|Snow White, Professional Witch.
||[Feb. 3rd, 2010|01:57 pm]
|||||crown me king- that mickle dweomer||]|
I am now zoned out. Snap! Listen to that sky crackle, the sound of dead air & bleeding firmament. I came into work & immediately kicked the crap out of a load of boxes, but now the urge had lifted. The train ride this morning was annoying; on the plus side, Jenny came with me to Dekalb, but on the minus side, the lady next to be was a jerk/idiot/idiotjerk/jerkidiot. First fact: I am a subway warrior. You want to sprawl out on the train? Put your bag on the seat? Congratulations! I'm going to sit next to you. You win! I'm not talking on empty trains; I'm talking the foolish souls who hunker their meat in two people's worth of space on a crowded subway car. Ta da, you've just attracted my passive-aggressive vigilantism! So the lady I sat next to today was all fighting back with rude elbows & forced coughing. You terrible person! I wanted her to try to litter or something so I could scold her. Yes! I scorn the litterbug, I say to them "sir, you dropped your lottery tickets!" or whatever. Take your garbage, scow!
Last night I went to the gym for the first time since getting sick, & it was fine. No weakness; I am grown strong again! So that is good. I'm kind of considering going tonight, too. Anyhow, I had a nice little work out-- Groundhog Day was on-- & then picked up some groceries & came home. On the walk, I had a nice little chat with Brooklyn, or as I like to call her personified genius, Een Draght Mackt Maght. Civilization! I like to give myself to it. I can't really consider the existence of other people, but I can think about the Other & the Hive. I choose the Hive, lets all be one. I'll invest in the things around me. I'll dissolve & mingle. We can all share Mordicai. Got home, showered, & Jenny cooked up some kind of tasty supper-- finely chopped up stuff with chicken thigh on top. I drank a banana bread beer & we watched some television. We decided to forgo Lost for the moment, so I'm dodging spoilers; there was nothing to do then except watch politics.

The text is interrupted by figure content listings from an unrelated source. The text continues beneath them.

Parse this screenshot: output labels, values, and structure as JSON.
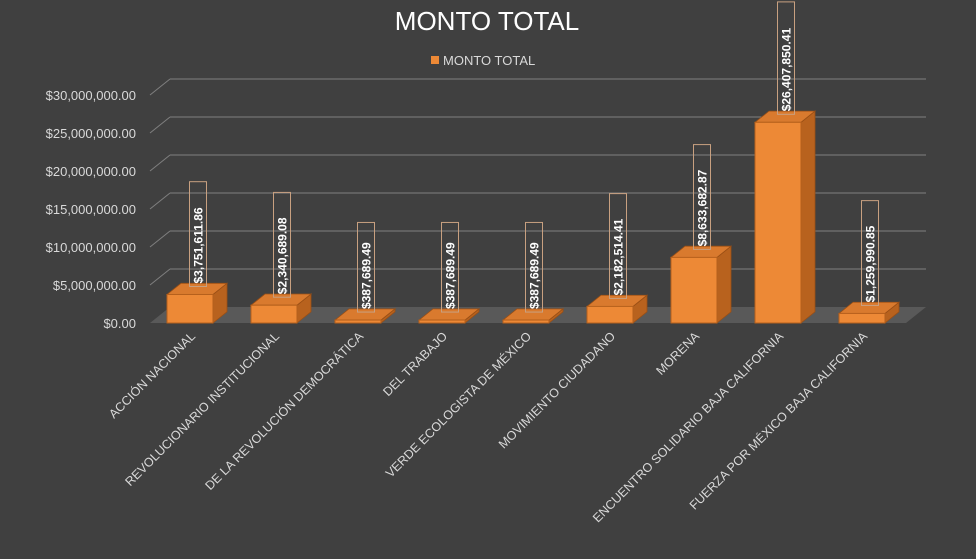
{
  "chart_data": {
    "type": "bar",
    "title": "MONTO TOTAL",
    "legend": {
      "position": "top",
      "entries": [
        "MONTO TOTAL"
      ]
    },
    "categories": [
      "ACCIÓN NACIONAL",
      "REVOLUCIONARIO INSTITUCIONAL",
      "DE LA REVOLUCIÓN DEMOCRÁTICA",
      "DEL TRABAJO",
      "VERDE ECOLOGISTA DE MÉXICO",
      "MOVIMIENTO CIUDADANO",
      "MORENA",
      "ENCUENTRO SOLIDARIO BAJA CALIFORNIA",
      "FUERZA POR MÉXICO BAJA CALIFORNIA"
    ],
    "series": [
      {
        "name": "MONTO TOTAL",
        "values": [
          3751611.86,
          2340689.08,
          387689.49,
          387689.49,
          387689.49,
          2182514.41,
          8633682.87,
          26407850.41,
          1259990.85
        ],
        "labels": [
          "$3,751,611.86",
          "$2,340,689.08",
          "$387,689.49",
          "$387,689.49",
          "$387,689.49",
          "$2,182,514.41",
          "$8,633,682.87",
          "$26,407,850.41",
          "$1,259,990.85"
        ]
      }
    ],
    "ylim": [
      0,
      30000000
    ],
    "yticks": [
      0,
      5000000,
      10000000,
      15000000,
      20000000,
      25000000,
      30000000
    ],
    "ytick_labels": [
      "$0.00",
      "$5,000,000.00",
      "$10,000,000.00",
      "$15,000,000.00",
      "$20,000,000.00",
      "$25,000,000.00",
      "$30,000,000.00"
    ],
    "grid": true,
    "style": "3d-column",
    "colors": {
      "bar": "#ED8936",
      "background": "#404040",
      "grid": "#7f7f7f",
      "floor": "#595959",
      "text": "#d9d9d9"
    }
  }
}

Or politics commentary & editorial & parody-- your Rachel Maddow, your Daily Show, your Colbert Report. I was almost convinced that the Progressives were going to successfully turn the Conservative rhetoric against them! The President speaking at the Republican Retreat for instance, or dogging them for dropping out of the bill they co-sponsored. To me, that seems the easy way to go; they've made such a paper tiger out of the President (who I'm not really a fan of) by painting him as Black Commie Hitler that it shouldn't be too hard to knot a noose with all the rope they've given. Which, like, the Planned Parenthood response to the Tebow Anti-Choice ad. I feel like the Pro-Choice movement needs to understand that they won the language war. See, the Anti-Choice people tried to be cute & co-opt the language of Pro-Choice. "Choose life!" they say. Sarah Palin talks about considering an abortion when she found out her embryo would have Down's Syndrome, but she too chose life. What both sides seem to be missing is that the language is set: choice. They keep saying choice, talking about making choices. The Pro-Choice movement needs to capitalize on that, before the current SCOTUS betrays everyone again. Like that time they pretended like corporations are people. Bastards.